Google bietet der Online-Gutscheinplattform Groupon zwischen fünf und sechs Milliarden Dollar. Das wäre der teuerste Einkauf des Online-Giganten.

Die Gerüchte um eine baldige Übernahme der Online-Gutscheinplattform Groupon durch Google verdichten sich. Nachdem sowohl Google als auch Yahoo Mitte November mit einem Angebot von zwei bis drei Mrd. Dollar bei Groupon abgeblitzt sind, berichtet die New York Times nun von “fünf bis sechs Mrd. Dollar”, die Google auf den Tisch legen will. Damit wäre Groupon der teuerste Einkauf der Google-Geschichte – noch vor der Online-Werbeagentur DoubleClick (3,1 Mrd. Dollar) sowie das Videoportal YouTube (1,65 Mrd. Dollar).

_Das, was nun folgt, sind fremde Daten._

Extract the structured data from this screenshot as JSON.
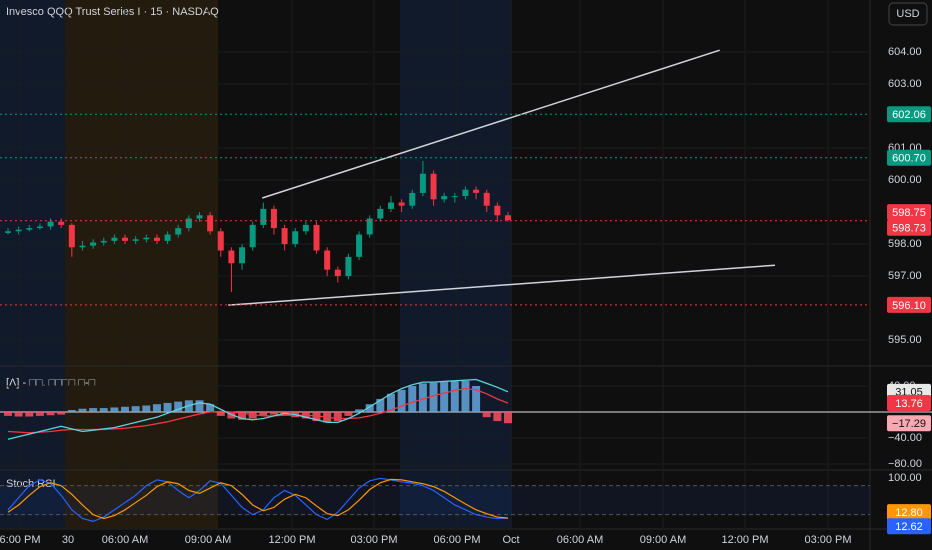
{
  "title": "Invesco QQQ Trust Series I · 15 · NASDAQ",
  "currency": "USD",
  "time_axis": [
    "6:00 PM",
    "30",
    "06:00 AM",
    "09:00 AM",
    "12:00 PM",
    "03:00 PM",
    "06:00 PM",
    "Oct",
    "06:00 AM",
    "09:00 AM",
    "12:00 PM",
    "03:00 PM"
  ],
  "chart_data": [
    {
      "type": "candlestick",
      "up_color": "#089981",
      "down_color": "#f23645",
      "open": [
        598.35,
        598.4,
        598.45,
        598.5,
        598.55,
        598.7,
        598.6,
        597.9,
        597.95,
        598.05,
        598.1,
        598.2,
        598.1,
        598.15,
        598.2,
        598.1,
        598.3,
        598.5,
        598.8,
        598.9,
        598.4,
        597.8,
        597.4,
        597.9,
        598.6,
        599.1,
        598.5,
        598.0,
        598.4,
        598.6,
        597.8,
        597.2,
        597.0,
        597.6,
        598.3,
        598.8,
        599.1,
        599.3,
        599.2,
        599.6,
        600.2,
        599.4,
        599.5,
        599.5,
        599.7,
        599.6,
        599.2,
        598.9
      ],
      "high": [
        598.5,
        598.55,
        598.6,
        598.65,
        598.8,
        598.8,
        598.65,
        598.1,
        598.15,
        598.2,
        598.3,
        598.3,
        598.25,
        598.3,
        598.3,
        598.4,
        598.6,
        598.9,
        599.0,
        599.0,
        598.5,
        597.9,
        598.0,
        598.7,
        599.3,
        599.2,
        598.6,
        598.5,
        598.7,
        598.7,
        597.9,
        597.3,
        597.7,
        598.4,
        598.9,
        599.2,
        599.5,
        599.4,
        599.7,
        600.6,
        600.3,
        599.6,
        599.6,
        599.8,
        599.8,
        599.7,
        599.3,
        599.0
      ],
      "low": [
        598.3,
        598.3,
        598.4,
        598.45,
        598.45,
        598.5,
        597.6,
        597.8,
        597.85,
        597.95,
        598.0,
        598.0,
        598.0,
        598.05,
        598.0,
        598.0,
        598.2,
        598.4,
        598.7,
        598.3,
        597.6,
        596.5,
        597.2,
        597.8,
        598.5,
        598.3,
        597.8,
        597.9,
        598.3,
        597.7,
        597.0,
        596.8,
        596.9,
        597.5,
        598.2,
        598.7,
        599.0,
        599.0,
        599.1,
        599.5,
        599.2,
        599.3,
        599.3,
        599.4,
        599.4,
        599.0,
        598.7,
        598.7
      ],
      "close": [
        598.4,
        598.45,
        598.5,
        598.55,
        598.7,
        598.6,
        597.9,
        597.95,
        598.05,
        598.1,
        598.2,
        598.1,
        598.15,
        598.2,
        598.1,
        598.3,
        598.5,
        598.8,
        598.9,
        598.4,
        597.8,
        597.4,
        597.9,
        598.6,
        599.1,
        598.5,
        598.0,
        598.4,
        598.6,
        597.8,
        597.2,
        597.0,
        597.6,
        598.3,
        598.8,
        599.1,
        599.3,
        599.2,
        599.6,
        600.2,
        599.4,
        599.5,
        599.5,
        599.7,
        599.6,
        599.2,
        598.9,
        598.75
      ],
      "ylim": [
        594.22,
        605.63
      ],
      "yticks": [
        {
          "value": 604,
          "label": "604.00"
        },
        {
          "value": 603,
          "label": "603.00"
        },
        {
          "value": 601,
          "label": "601.00"
        },
        {
          "value": 600,
          "label": "600.00"
        },
        {
          "value": 598,
          "label": "598.00"
        },
        {
          "value": 597,
          "label": "597.00"
        },
        {
          "value": 595,
          "label": "595.00"
        }
      ],
      "grid": true,
      "levels": [
        {
          "value": 602.06,
          "color": "#089981"
        },
        {
          "value": 600.7,
          "label": "600.70",
          "color": "#089981"
        },
        {
          "value": 598.73,
          "color": "#f23645"
        },
        {
          "value": 596.1,
          "label": "596.10",
          "color": "#f23645"
        }
      ],
      "trendlines": [
        {
          "x": [
            23.9,
            66.9
          ],
          "y": [
            599.44,
            604.06
          ],
          "color": "#d1d4dc"
        },
        {
          "x": [
            20.7,
            72.1
          ],
          "y": [
            596.09,
            597.34
          ],
          "color": "#d1d4dc"
        }
      ]
    },
    {
      "type": "macd",
      "label": "[Λ] - □□. □□□□ □-□",
      "histogram": {
        "pos_color": "#64a6dc",
        "neg_color": "#f7525f",
        "values": [
          -6,
          -7,
          -7,
          -6,
          -5,
          -4,
          3,
          5,
          6,
          6,
          7,
          8,
          9,
          10,
          12,
          14,
          16,
          18,
          18,
          12,
          -6,
          -10,
          -12,
          -10,
          -6,
          -4,
          -5,
          -8,
          -10,
          -14,
          -16,
          -14,
          -6,
          4,
          12,
          20,
          28,
          34,
          40,
          44,
          45,
          46,
          47,
          48,
          40,
          -8,
          -14,
          -17.29
        ],
        "value_labels": {
          "47": "−17.29"
        }
      },
      "macd": {
        "color": "#5fd3e0",
        "values": [
          -42,
          -38,
          -34,
          -30,
          -26,
          -22,
          -26,
          -30,
          -28,
          -26,
          -24,
          -20,
          -16,
          -12,
          -8,
          -2,
          4,
          10,
          14,
          12,
          4,
          -4,
          -10,
          -12,
          -10,
          -6,
          -2,
          -4,
          -8,
          -12,
          -16,
          -16,
          -10,
          -2,
          8,
          18,
          28,
          36,
          42,
          46,
          46,
          47,
          48,
          49,
          50,
          44,
          38,
          31.05
        ]
      },
      "signal": {
        "color": "#f23645",
        "values": [
          -30,
          -31,
          -32,
          -31,
          -30,
          -28,
          -27,
          -27,
          -27,
          -27,
          -26,
          -25,
          -23,
          -21,
          -18,
          -15,
          -11,
          -7,
          -3,
          0,
          1,
          0,
          -2,
          -4,
          -6,
          -6,
          -5,
          -5,
          -5,
          -6,
          -8,
          -10,
          -10,
          -9,
          -6,
          -2,
          3,
          9,
          15,
          20,
          25,
          29,
          33,
          36,
          34,
          28,
          20,
          13.76
        ]
      },
      "ylim": [
        -86.2,
        67.7
      ],
      "yticks": [
        {
          "value": 40,
          "label": "40.00"
        },
        {
          "value": -40,
          "label": "−40.00"
        },
        {
          "value": -80,
          "label": "−80.00"
        }
      ],
      "zero_line": 0
    },
    {
      "type": "stoch",
      "label": "Stoch RSI",
      "bands": [
        20,
        80
      ],
      "series": [
        {
          "color": "#2962ff",
          "values": [
            30,
            55,
            80,
            92,
            85,
            60,
            30,
            12,
            6,
            15,
            30,
            45,
            60,
            80,
            92,
            88,
            70,
            55,
            70,
            90,
            85,
            60,
            35,
            20,
            30,
            55,
            70,
            60,
            40,
            20,
            10,
            25,
            50,
            75,
            90,
            95,
            92,
            88,
            85,
            80,
            70,
            55,
            40,
            30,
            20,
            15,
            12,
            12.62
          ]
        },
        {
          "color": "#ff9800",
          "values": [
            25,
            40,
            60,
            78,
            86,
            80,
            62,
            40,
            20,
            12,
            18,
            30,
            45,
            60,
            78,
            88,
            84,
            70,
            64,
            75,
            86,
            80,
            62,
            40,
            28,
            35,
            52,
            62,
            55,
            38,
            22,
            18,
            30,
            50,
            72,
            86,
            93,
            92,
            88,
            84,
            78,
            68,
            55,
            42,
            30,
            22,
            15,
            12.8
          ],
          "value_labels": {
            "47": "12.80"
          }
        }
      ],
      "ylim": [
        -7.7,
        108.3
      ],
      "yticks": [
        {
          "value": 100,
          "label": "100.00"
        }
      ]
    }
  ]
}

Schnellstes Wachstum überhaupt

Jüngsten Meldungen, denen zufolge der Verkauf bereits getätigt wurde, stellten sich als voreilig heraus. Laut “Business Insider” dürften die Verhandlungen noch einige Wochen andauern, Insider halten in der “New York Times” auch ein Scheitern der Verhandlungen für möglich. Google selbst ist auf pressetext-Anfrage zu keiner Stellungnahme bereit.

Das US-Startup Groupon wird derzeit als die am schnellsten wachsende Internetfirma aller Zeiten gehandelt. Bloß zwei Jahren nach seiner Gründung ist sie bereits Marktführerin im Online-Handel mit Coupons. Ihr Prinzip beruht auf täglichen E-Mails mit Rabatt-Angeboten, die erst schlagend werden, sobald sich eine Mindestzahl an Kaufwilligen findet. Groupon verfügt über eine achtstelligen Zahl an registrierten Nutzern und verbucht Jahreseinnahmen von über 350 Mio. Dollar.

Rabatte sind im Trend

Vergünstigungen sind derzeit im Trend, bestätigt Erste-Bank-Analyst Ronald-Peter Stöferle: “Die Privathaushalte in den USA sind alle pleite, weshalb jeder Coupons möchte.” E-Commerce-Experte Olaf Roik vom Handesverband Deutschland  trennt jedoch die aufstrebende Online-Version der Gutscheinjagd vom Geschäftsmodell seiner klassischen Papierform. “Coupons erhalten durch mobile Endgeräte und die Möglichkeit einer lokalen Beschränkung eine völlig neue Dimension”, so der Experte auf pressetext-Anfrage.